The rig count is largely a reflection of the level of exploration, development and production activities occurring in the oil and gas sector.
Nigeria, Africa’s top oil producer, saw the second-largest drop in rig count after Venezuela in April as was the case in March, when 32 rigs were recorded, down from 36 in February, data from Baker Hughes Incorporated and the Organisation of Petroleum Exporting Countries, OPEC, showed. In May, the rig count increased to 29.
An energy expert and Technical Director, Drilling Services, Template Design Limited, Mr. Bala Zakka, told our correspondent in a telephone interview that most of the 28 rigs recorded in April were not drilling.
He said the actual number of rigs drilling was less than 20. “The reason is because most of them have run out of contracts due to uncertainty, and the uncertainty simply means a lot of the major operators are not drilling more development wells. Of course, they have not been drilling exploratory wells,” he said.
Zakka attributed the decline in rig count to the general fall in crude oil prices in the international market; inability of the Nigerian National Petroleum Corporation to meet its cash-call obligations to its joint venture partners; and growing security problems facing operators on land and in shallow waters.
He added that some operators had decided to scale back their activities and investments due to the regulatory uncertainty in the industry occasioned by the delay in the passage of the Petroleum Industry Bill.
“If the PIB had been passed and security improved, the level of drilling activity would increase even with the current low oil prices.
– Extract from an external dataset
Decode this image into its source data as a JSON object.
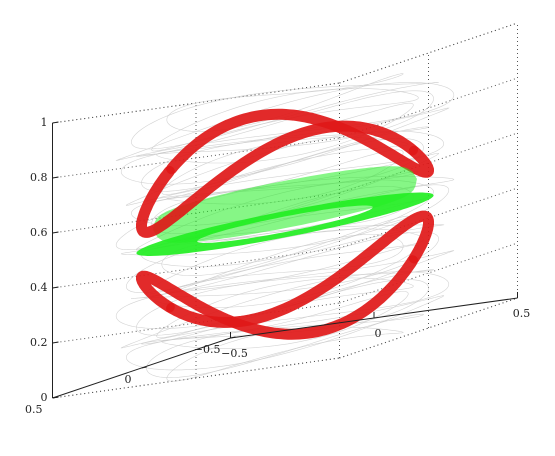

Many are not interested in investing (in the country) because they are not sure what the fiscal regime will be,” he said.
The Chief Executive Officer, Jalz Energy Limited, Lois Machunga, said oil companies had reduced their work programmes as a result of the steep drop in oil prices since June last year.
“Exploration wells have been declining in Nigeria. Companies are cutting their costs,” she said.
But aside from the fall in crude prices, Nigeria has a peculiar situation as government policies towards the oil and gas industry may be having a short-term impact on upstream activities, Machunga said.
“Unless the global oil market changes significantly, I don’t see how Nigeria will suddenly see an increase in rig count. The market is still weak,” she added.
Global benchmark Brent crude and the United States West Texas Intermediate moved up in April to a 2015 high, with Brent above $60 per barrel for the first time this year. The rise was driven partly by the notion that the supply glut in the market might be easing, with a projection of higher demand.
Nigeria aims to grow its oil reserves, but it has seen its reserve base decline from 37 billion barrels to 35 billion barrels, according to the Department of Petroleum Resources.